Many California employees, and especially workers of the State and local government agencies experience a very stressful work environment as a result of bad relationships with their co-workers and supervisors, that can range from the typical gossip and office politics to threats by one employee do have the other fired, or even threats of violence. Often, these kinds of conflicts result in great deal of stress, leading one or more employee to take stress leave, be placed on temporary disability due to stress or even be taken to an emergency room for immediate medical attention.

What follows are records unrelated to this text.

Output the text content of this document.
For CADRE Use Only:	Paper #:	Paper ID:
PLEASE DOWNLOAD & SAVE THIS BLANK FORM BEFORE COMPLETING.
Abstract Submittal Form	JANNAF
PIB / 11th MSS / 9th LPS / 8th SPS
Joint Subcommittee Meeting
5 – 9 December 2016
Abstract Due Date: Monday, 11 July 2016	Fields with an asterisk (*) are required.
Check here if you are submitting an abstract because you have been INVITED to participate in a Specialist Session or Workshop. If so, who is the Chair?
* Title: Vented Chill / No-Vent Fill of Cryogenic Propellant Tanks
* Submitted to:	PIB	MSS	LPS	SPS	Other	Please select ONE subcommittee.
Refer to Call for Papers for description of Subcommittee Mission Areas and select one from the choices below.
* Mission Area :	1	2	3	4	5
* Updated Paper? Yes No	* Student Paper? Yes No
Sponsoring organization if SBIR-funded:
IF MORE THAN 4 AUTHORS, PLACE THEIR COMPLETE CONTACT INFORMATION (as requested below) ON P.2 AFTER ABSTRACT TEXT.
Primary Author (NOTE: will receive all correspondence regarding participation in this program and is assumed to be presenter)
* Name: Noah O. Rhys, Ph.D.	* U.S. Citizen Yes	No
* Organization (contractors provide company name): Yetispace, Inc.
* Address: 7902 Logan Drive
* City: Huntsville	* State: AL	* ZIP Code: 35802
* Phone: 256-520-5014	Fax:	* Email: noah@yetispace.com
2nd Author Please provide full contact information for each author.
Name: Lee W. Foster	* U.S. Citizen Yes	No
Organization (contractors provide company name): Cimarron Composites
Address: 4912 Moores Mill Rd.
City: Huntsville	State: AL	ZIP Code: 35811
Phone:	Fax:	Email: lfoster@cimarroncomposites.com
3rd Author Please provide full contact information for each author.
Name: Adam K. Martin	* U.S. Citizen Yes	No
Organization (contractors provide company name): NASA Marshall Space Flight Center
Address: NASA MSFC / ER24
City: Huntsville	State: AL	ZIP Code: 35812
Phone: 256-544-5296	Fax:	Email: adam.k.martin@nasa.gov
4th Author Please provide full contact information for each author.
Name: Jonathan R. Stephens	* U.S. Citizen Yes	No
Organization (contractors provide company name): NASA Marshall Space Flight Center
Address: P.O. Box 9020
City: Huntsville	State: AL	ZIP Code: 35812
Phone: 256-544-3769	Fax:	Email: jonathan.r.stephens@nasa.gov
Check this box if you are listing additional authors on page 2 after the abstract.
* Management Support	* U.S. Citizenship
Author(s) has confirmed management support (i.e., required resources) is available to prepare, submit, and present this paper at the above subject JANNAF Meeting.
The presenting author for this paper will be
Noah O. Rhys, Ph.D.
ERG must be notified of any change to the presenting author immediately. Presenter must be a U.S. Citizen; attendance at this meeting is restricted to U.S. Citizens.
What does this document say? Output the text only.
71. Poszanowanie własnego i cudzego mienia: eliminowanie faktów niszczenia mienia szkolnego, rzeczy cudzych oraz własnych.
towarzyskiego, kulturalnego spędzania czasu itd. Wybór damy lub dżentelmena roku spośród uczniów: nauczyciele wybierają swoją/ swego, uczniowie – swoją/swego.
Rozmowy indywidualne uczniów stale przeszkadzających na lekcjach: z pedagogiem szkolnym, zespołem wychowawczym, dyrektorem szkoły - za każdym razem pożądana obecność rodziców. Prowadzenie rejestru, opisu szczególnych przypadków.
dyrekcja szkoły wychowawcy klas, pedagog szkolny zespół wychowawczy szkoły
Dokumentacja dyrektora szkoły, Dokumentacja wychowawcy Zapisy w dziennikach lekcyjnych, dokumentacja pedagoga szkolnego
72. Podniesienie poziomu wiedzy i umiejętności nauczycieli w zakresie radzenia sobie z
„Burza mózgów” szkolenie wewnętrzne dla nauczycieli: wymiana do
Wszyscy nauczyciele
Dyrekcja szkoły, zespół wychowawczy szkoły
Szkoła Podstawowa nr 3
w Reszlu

However, most of the above very common and serious issues at workplace, although wrong and unfair, are not illegal. The courts are understandably reluctant to intervene every time one worker calls the other a “bitch” or slams the door or throws documents in one’s face. There is a general consensus in the judicial community that it’s not the court’s job to resolve every dispute at workplace that is based on personal animosity or alike emotions, unless such disputes escalate to something more – other imminent threats of violence of discriminatory conduct (where an employee is clearly mistreated as a result of being a member of protected class, such as race, age, religion, ethnic origin, disability, etc.)
To recover for intentional infliction of emotional distress, the employer’s action must be shown to be “so extreme and outrageous as to go beyond all bounds of decency, and to be regarded as atrocious, and utterly intolerable in a civilized community” as California Supreme Court noted in Alcorn v. Anbro Eng. Inc. By definition, to be actionable the employer’s conduct must be more than just mere rudeness, insults or otherwise creating a stressful environment at workplace that’s typical to many other places of work.